A significant peace summit is underway in Switzerland, bringing together representatives from over 100 countries and organizations to discuss a path toward resolving the ongoing conflict between Ukraine and Russia. Notably absent from the gathering are delegations from Moscow and Beijing, highlighting the complexities and challenges ahead.

The summit, held at a resort near Lucerne, features Ukrainian President Volodymyr Zelensky, who is seeking international support for his comprehensive 10-point peace plan first introduced in late 2022. "Everything that will be agreed upon at the summit today will be a part of the peace-making process that we all need," Zelensky stated during a news conference with Swiss President Viola Amherd. "I believe that we will witness history being made here."

Among the attendees are several senior Western officials, including U.S. Vice President Kamala Harris, who is expected to announce an aid package exceeding $1.5 billion to aid in rebuilding Ukraine's infrastructure and addressing humanitarian needs. European leaders from France, Germany, and the UK, as well as Japanese Prime Minister Fumio Kishida, are also present, emphasizing the broad international support for Ukraine.

China's absence stems from its position that any meaningful peace negotiations must include both Russia and Ukraine. Beijing has also floated its own peace proposals in recent months, emphasizing the need for an inclusive international dialogue.
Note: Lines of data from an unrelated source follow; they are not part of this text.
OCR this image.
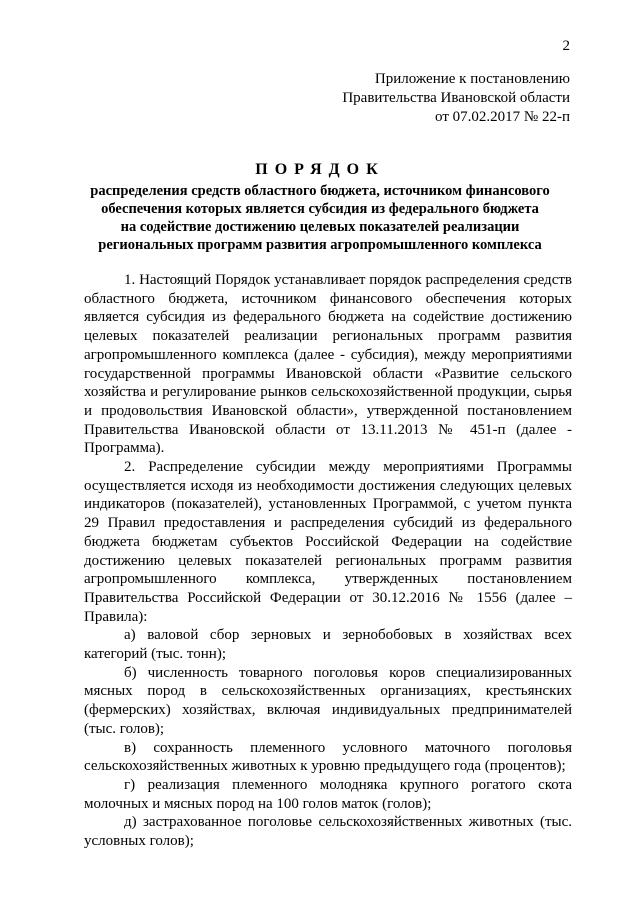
2
Приложение к постановлению
Правительства Ивановской области
от 07.02.2017 № 22-п
ПОРЯДОК
распределения средств областного бюджета, источником финансового
обеспечения которых является субсидия из федерального бюджета
на содействие достижению целевых показателей реализации
региональных программ развития агропромышленного комплекса

1. Настоящий Порядок устанавливает порядок распределения средств областного бюджета, источником финансового обеспечения которых является субсидия из федерального бюджета на содействие достижению целевых показателей реализации региональных программ развития агропромышленного комплекса (далее - субсидия), между мероприятиями государственной программы Ивановской области «Развитие сельского хозяйства и регулирование рынков сельскохозяйственной продукции, сырья и продовольствия Ивановской области», утвержденной постановлением Правительства Ивановской области от 13.11.2013 № 451-п (далее - Программа).

2. Распределение субсидии между мероприятиями Программы осуществляется исходя из необходимости достижения следующих целевых индикаторов (показателей), установленных Программой, с учетом пункта 29 Правил предоставления и распределения субсидий из федерального бюджета бюджетам субъектов Российской Федерации на содействие достижению целевых показателей региональных программ развития агропромышленного комплекса, утвержденных постановлением Правительства Российской Федерации от 30.12.2016 № 1556 (далее – Правила):

а) валовой сбор зерновых и зернобобовых в хозяйствах всех категорий (тыс. тонн);

б) численность товарного поголовья коров специализированных мясных пород в сельскохозяйственных организациях, крестьянских (фермерских) хозяйствах, включая индивидуальных предпринимателей (тыс. голов);

в) сохранность племенного условного маточного поголовья сельскохозяйственных животных к уровню предыдущего года (процентов);

г) реализация племенного молодняка крупного рогатого скота молочных и мясных пород на 100 голов маток (голов);

д) застрахованное поголовье сельскохозяйственных животных (тыс. условных голов);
Zelensky's peace plan demands a cessation of hostilities, the restoration of Ukraine's territorial integrity, the withdrawal of Russian troops, and the reestablishment of Ukraine's pre-war borders. It also calls for the creation of a special tribunal to prosecute Russian war crimes. "Ukraine never wanted this war, it's a criminal and absolutely unprovoked aggression of Russia. And the only one who wanted it was Putin," Zelensky emphasized.

However, Russia has shown little interest in these terms. On the eve of the summit, Russian President Vladimir Putin reiterated the Kremlin's demands, which include the withdrawal of Ukrainian troops from four regions that Russia claims to have annexed-Donetsk, Luhansk, Kherson, and Zaporizhzhia-and the abandonment of Ukraine's NATO ambitions.
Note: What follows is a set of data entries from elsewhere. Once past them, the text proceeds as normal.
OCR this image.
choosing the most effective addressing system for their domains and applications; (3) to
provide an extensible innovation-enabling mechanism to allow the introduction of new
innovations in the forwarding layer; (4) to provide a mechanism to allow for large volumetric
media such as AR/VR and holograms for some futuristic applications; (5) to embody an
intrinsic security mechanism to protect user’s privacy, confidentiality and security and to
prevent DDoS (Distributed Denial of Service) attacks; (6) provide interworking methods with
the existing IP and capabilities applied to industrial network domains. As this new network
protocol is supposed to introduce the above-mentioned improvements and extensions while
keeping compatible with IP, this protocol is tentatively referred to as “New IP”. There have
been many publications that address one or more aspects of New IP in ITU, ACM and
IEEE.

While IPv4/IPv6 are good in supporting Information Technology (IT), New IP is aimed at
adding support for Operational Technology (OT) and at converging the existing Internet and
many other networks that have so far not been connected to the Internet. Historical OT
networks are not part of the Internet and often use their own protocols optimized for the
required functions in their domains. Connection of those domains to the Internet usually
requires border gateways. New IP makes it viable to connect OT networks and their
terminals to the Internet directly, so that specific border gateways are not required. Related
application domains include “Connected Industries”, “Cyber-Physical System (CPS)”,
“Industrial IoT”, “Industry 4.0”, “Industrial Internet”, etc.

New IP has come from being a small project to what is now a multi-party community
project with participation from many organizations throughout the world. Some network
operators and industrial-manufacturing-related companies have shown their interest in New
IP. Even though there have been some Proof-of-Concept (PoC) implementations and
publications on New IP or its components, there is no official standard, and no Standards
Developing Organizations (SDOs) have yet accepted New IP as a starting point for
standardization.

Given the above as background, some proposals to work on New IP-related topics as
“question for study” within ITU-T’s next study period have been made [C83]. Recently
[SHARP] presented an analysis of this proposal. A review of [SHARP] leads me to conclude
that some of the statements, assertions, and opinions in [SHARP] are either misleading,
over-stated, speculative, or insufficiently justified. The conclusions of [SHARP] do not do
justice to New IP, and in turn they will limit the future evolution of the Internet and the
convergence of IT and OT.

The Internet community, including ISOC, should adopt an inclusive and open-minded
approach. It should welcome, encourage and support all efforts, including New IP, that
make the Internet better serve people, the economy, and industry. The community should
Putin's recent assertion that nearly 700,000 Russian soldiers are currently deployed in Ukraine underscores the ongoing intensity of the conflict. Zelensky responded by rejecting any notion of ceding territory, likening Putin's demands to those of historical aggressors. "The messages are the same as Hitler's," Zelensky said in an interview. He accused Putin of using the peace summit as a distraction while continuing aggressive military actions.

The Swiss-hosted conference aims to address critical issues such as nuclear safety, humanitarian assistance, the exchange of prisoners of war, and global food security, which has been disrupted by the conflict. While these topics are less contentious than territorial disputes, they are crucial for building a foundation for peace.

Critics argue that the summit's impact will be limited without Russia's participation. The International Crisis Group, an organization dedicated to conflict resolution, noted, "Absent a major surprise on the Bürgenstock, the event is unlikely to deliver much of consequence." However, the conference still provides an opportunity for Ukraine and its allies to emphasize Russia's violations of international law and to rally global support for Ukraine's sovereignty.

Swiss officials hope that Russia will eventually join the peace process. The wording of any outcome document and plans for future actions will be closely scrutinized to gauge the summit's success and the next steps in the peace process. "Most likely, the three items under review will be endorsed by the participants. But then the big question is 'OK, what comes next?'" said Alexander Gabuev, director of the Carnegie Russia Eurasia Center. "And I don't think we have a very clear answer to that question yet."

As world leaders deliberate in Switzerland, the conflict continues to rage. Russian shelling killed at least three civilians and wounded 15 others in Ukraine on Friday, while attacks in Russia's Belgorod region resulted in further casualties. These ongoing hostilities underscore the urgent need for a durable and comprehensive peace agreement, a goal that remains elusive but ever critical.